Continuous Algorithms

Santosh Vempala

Spring 2019. MW 9:30-10:45am. Howey N210

The design of algorithms is traditionally a discrete endeavor. However, many advances have come from a continuous viewpoint. Typically, a continuous process, deterministic or randomized is designed (or shown) to have desirable properties, such as approaching an optimal solution or a desired distribution, and an algorithm is derived from this by appropriate discretization. In interesting and general settings, the current fastest methods are a consequence of this perspective. We will discuss several examples of algorithms for high-dimensional optimization and sampling, and use them to understand the following concepts in detail.

The course is also being taught on the West coast by Yin Tat Lee.

Prerequisite: basic knowledge of algorithms, probability, linear algebra.

Lecture notes.

Schedule (tentative):

  1. Introduction
    Jan 7. Course overview. Gradient descent
    Jan 9. Langevin dynamics
  2. Elimination
    Jan 14. Ellipsoid/CoG/Cutting Plane for Optimization
    Jan 16. ... for Volume computation
  3. Reduction
    Jan 21. MLK holiday
    Jan 23. Duality (LP duality, SDP duality, ...) and Equivalences (Optimization, Membership, Separation; OPT, Integration->Sampling; Maxflow, Bipartite Matching)
  4. Geometrization I: Optimization
    Jan 28. Newton method, IPM
    Jan 30. IPM for LP (LS barrier)
  5. Geometrization II: Sampling
    Feb 4. Ball walk. Isoperimetry
    Feb 6. Isotropic transformation, Simulated annealing
    Feb 11. Hit-and-Run, Dikin walk
    Feb 13. Riemannian HMC
  6. Acceleration
    Feb 18. Accelerated Gradient Descent, SGD, SVRG
    Feb 20. Conjugate Gradient
  7. Expansion
    Feb 25. Taylor expansion (Matrix inverse, Ax=b).
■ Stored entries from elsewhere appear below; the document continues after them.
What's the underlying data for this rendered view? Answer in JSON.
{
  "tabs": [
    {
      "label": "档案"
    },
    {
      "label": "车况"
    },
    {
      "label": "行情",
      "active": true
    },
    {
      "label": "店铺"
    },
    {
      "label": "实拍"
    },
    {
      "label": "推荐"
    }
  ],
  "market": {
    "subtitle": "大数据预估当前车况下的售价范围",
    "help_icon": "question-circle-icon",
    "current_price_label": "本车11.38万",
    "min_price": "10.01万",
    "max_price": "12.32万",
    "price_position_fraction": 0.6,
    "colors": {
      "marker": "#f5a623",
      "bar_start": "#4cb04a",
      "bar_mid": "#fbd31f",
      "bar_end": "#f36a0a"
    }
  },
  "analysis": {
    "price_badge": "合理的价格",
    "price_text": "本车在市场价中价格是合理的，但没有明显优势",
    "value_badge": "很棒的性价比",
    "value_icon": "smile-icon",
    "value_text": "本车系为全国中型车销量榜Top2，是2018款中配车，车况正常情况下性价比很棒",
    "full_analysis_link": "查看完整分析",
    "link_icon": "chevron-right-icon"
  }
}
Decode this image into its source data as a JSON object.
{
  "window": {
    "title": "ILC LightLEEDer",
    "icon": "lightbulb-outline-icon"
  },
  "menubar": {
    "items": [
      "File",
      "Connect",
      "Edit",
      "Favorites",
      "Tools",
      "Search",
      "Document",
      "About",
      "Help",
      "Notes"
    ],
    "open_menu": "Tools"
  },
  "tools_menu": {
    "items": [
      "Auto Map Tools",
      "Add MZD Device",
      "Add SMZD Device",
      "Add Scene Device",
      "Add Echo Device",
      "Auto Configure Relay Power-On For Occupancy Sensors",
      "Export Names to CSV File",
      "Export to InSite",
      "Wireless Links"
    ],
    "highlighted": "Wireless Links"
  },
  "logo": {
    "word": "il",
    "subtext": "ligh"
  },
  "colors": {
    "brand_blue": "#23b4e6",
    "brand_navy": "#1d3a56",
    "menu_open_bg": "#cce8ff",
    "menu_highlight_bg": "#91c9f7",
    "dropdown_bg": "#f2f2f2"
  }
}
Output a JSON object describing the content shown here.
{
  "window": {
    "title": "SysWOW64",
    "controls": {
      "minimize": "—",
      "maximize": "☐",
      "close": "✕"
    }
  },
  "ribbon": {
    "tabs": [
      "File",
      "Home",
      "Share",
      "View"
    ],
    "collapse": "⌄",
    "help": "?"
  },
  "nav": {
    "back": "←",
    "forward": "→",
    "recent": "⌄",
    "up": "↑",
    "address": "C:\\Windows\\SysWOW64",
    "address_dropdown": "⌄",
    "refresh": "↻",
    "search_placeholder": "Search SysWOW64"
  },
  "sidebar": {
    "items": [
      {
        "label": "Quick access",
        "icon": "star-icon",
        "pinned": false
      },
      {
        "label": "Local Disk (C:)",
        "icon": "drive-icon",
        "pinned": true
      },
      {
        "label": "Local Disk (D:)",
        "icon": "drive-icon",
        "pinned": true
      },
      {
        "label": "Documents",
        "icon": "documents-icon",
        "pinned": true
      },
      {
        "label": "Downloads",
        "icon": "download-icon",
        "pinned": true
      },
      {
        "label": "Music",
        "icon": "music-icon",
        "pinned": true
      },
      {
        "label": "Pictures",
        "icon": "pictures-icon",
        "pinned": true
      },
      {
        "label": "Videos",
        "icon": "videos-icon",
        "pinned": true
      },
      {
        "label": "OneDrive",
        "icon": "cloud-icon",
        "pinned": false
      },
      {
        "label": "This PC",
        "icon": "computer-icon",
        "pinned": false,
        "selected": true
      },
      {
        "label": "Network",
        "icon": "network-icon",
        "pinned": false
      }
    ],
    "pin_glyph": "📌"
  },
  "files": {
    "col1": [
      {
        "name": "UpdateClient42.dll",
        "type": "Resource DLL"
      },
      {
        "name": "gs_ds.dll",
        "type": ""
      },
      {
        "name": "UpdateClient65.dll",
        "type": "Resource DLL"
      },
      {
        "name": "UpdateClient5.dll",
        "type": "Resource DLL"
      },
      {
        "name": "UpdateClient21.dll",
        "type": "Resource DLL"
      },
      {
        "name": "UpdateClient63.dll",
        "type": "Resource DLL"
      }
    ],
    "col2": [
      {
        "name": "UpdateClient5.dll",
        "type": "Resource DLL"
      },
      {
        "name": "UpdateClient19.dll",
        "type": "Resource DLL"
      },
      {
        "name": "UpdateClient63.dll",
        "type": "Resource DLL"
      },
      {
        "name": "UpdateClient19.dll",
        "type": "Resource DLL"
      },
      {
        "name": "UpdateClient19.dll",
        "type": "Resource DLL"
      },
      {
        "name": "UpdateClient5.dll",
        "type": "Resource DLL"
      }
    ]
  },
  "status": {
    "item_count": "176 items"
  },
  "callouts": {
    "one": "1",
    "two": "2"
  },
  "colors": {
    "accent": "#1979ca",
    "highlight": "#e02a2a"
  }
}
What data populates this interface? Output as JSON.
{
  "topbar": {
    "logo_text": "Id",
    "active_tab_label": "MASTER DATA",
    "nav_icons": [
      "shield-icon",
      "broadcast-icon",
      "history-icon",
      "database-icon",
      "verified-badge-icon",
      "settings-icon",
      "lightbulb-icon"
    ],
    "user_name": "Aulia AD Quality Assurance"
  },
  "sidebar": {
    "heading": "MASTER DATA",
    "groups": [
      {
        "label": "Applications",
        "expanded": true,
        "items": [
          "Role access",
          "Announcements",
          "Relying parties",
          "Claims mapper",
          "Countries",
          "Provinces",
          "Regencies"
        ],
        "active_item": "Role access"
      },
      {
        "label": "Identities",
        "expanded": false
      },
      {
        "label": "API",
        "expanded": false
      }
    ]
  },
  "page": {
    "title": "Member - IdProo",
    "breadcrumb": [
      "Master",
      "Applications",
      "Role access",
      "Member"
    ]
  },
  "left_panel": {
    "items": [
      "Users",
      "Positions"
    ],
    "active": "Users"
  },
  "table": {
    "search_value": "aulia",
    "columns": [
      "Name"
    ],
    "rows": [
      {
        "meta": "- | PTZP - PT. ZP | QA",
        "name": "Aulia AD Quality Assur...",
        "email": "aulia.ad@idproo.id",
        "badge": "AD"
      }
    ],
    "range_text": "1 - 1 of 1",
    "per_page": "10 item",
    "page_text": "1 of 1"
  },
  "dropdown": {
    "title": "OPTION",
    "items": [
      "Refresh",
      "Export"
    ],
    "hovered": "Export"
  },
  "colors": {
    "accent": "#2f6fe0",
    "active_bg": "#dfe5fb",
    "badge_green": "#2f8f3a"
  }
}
ODE
    Feb 27. Complex analysis. Collocation method for ODE
  8. Decomposition
    Mar 4. Cholesky Decomposition
    Mar 6. Ax=b
    Mar 11. Maxflow
    Mar 13. Buffer
    Mar 18,20 (Spring break)
  9. Multiplication
    Mar 25, 27. Volume, Integration
  10. Student presentations
    Apr 1,3
    Apr 8,10
    Apr 15,17
Format: This course is a research seminar. I will give most of the lectures and class participants will give the rest.
A student taking the class for credit is expected to (possibly partnering with another student):
(a) Each week: Proofread lecture notes and suggest improvements OR do one HW problem.
(b) Present in class
(c) Study in more depth the topic of (a) or (b) and prepare an expository note and/or work on a related open problem.